Early Warning & Monitoring Systems

Early Warning & Monitoring Systems for Forest Fires, Floods and Droughts are available in European and global versions, with tools freely available for use anywhere in the world.

Copernicus EMS for India and the global community

Rapid Mapping (RM). Tropical Cyclone Fani was not the first time that Copernicus EMS Rapid Mapping was activated for India. It was used during the floods in Assam in 2013 and the floods in Andhra Pradesh in 2014 to name a few examples. The Rapid Mapping tool is available free-of-charge and operates 24-hours a day, seven days a week and 365 days a year. Authorities in India (and other countries outside of Europe) can activate the Copernicus EMS directly through the ERCC, the European Response Coordination Centre, or through the EU delegation in the country or region. A detailed how-to is available on the EMS website.

Tropical Cyclone Fani on 30 April as seen by Copernicus Sentinel-3. At the time the Cyclone was between Sri Lanka and the Andamana and Nicobar islands, moving towards the Indian coast.

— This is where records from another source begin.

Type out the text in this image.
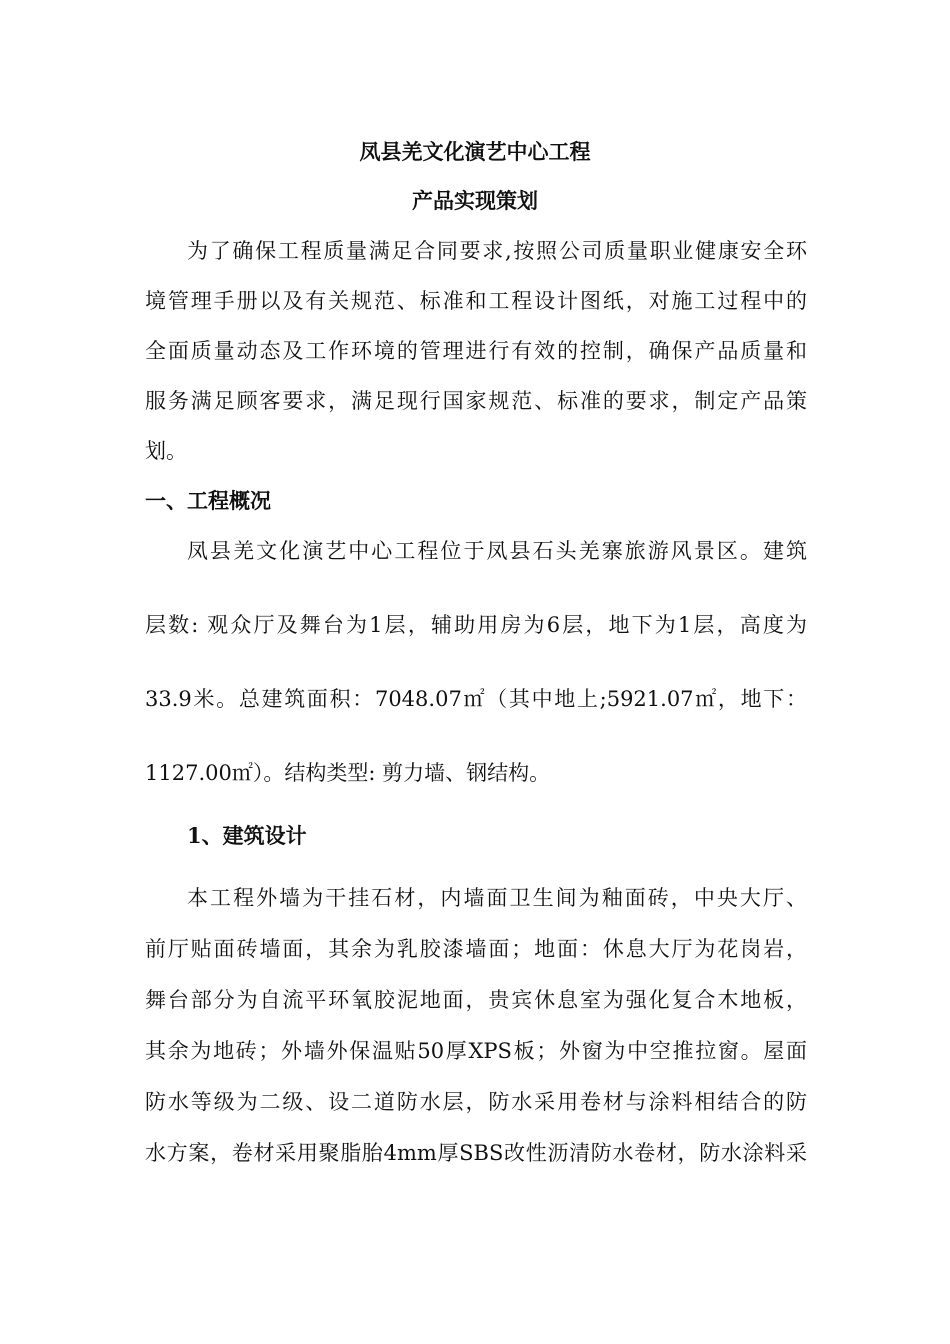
凤县羌文化演艺中心工程
产品实现策划
为了确保工程质量满足合同要求,按照公司质量职业健康安全环
境管理手册以及有关规范、标准和工程设计图纸，对施工过程中的
全面质量动态及工作环境的管理进行有效的控制，确保产品质量和
服务满足顾客要求，满足现行国家规范、标准的要求，制定产品策
划。
一、工程概况
凤县羌文化演艺中心工程位于凤县石头羌寨旅游风景区。建筑
层数: 观众厅及舞台为1层，辅助用房为6层，地下为1层，高度为
33.9米。总建筑面积：7048.07㎡（其中地上;5921.07㎡，地下：
1127.00㎡）。结构类型: 剪力墙、钢结构。
1、建筑设计
本工程外墙为干挂石材，内墙面卫生间为釉面砖，中央大厅、
前厅贴面砖墙面，其余为乳胶漆墙面；地面：休息大厅为花岗岩，
舞台部分为自流平环氧胶泥地面，贵宾休息室为强化复合木地板，
其余为地砖；外墙外保温贴50厚XPS板；外窗为中空推拉窗。屋面
防水等级为二级、设二道防水层，防水采用卷材与涂料相结合的防
水方案，卷材采用聚脂胎4mm厚SBS改性沥清防水卷材，防水涂料采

Risk & Recovery Mapping (RMM). This component provides maps, digital geoinformation and reports that can be used for preparedness, prevention, and Disaster Risk Reduction activities, but also to monitor reconstruction after a disaster. Note: currently the RRM service product portfolio is being upgraded and the service will start accepting requests again in Q4 2019.

Early Warning & Monitoring Systems: floods. The Global Flood Awareness System (GloFAS) is the global flood service of the Copernicus EMS, an operational system which monitors and forecasts floods across the world. The aim of GloFAS is to complement relevant national and regional authorities and services and to support international organisations in decision making and preparatory measures before major flood events. The GloFAS system is composed of an integrated hydro-meteorological forecasting chain and of a monitoring system that analyses and updates results daily (GloFAS 30-day) and monthly (GloFAS Seasonal). GloFAS forecasts of possible flood episodes and unusually high/low river flow for all major rivers of the world are shown through a dedicated web platform, the GloFAS map viewer that is freely accessible to worldwide users after creating an account.

Global Flood Awareness System (Copernicus EMS, 2019 EU, GloFAS)

Early Warning & Monitoring Systems: forest fires. The Global Wildfire Information System (GWIS) can support forestry and firefighting services globally. It is a joint initiative of NASA, the GEO Secretariat and the Copernicus, currently available in pre-operational mode. It aims at bringing together existing information sources at the regional and national level to provide a comprehensive view and evaluation of fire danger and active fires as well as statistics at national and global level (the European Forest Fire Information System (EFFIS) is fully operational).

Active fires via GWIS (Copernicus EMS, 2019 EU, GWIS)


Global Drought Observatory (GDO). It is developed by the Copernicus EMS European Drought Observatory (EDO) team. It monitors the evolution of droughts, provides alerts on the basis of forecasts, and assesses the risk of significant impacts. Risk assessment is based on combining information on the evolution and severity of droughts, the exposed population and assets, as well as with indicators on the vulnerability of affected societies. The GDO Map Viewer provides an overview of countries that are most severely affected by droughts. Drought Reports provide an analytical analysis of particularly severe drought events (e.g. Drought News in India: Situation in December 2018). GDO also provides a global database of meteorological drought events from 1951 to 2016. The whole range of GDO tools is freely accessible to users around the world.

Drought Impact – GDO Map Viewer (Copernicus EMS, 2013 EU, GDO)

In our changing world, we need to change too. The global, free and open Copernicus EMS tools provided by the European Union to the global community address every stage of the disaster risk management cycle. With these tools, a more effective, efficient and integrated response becomes possible.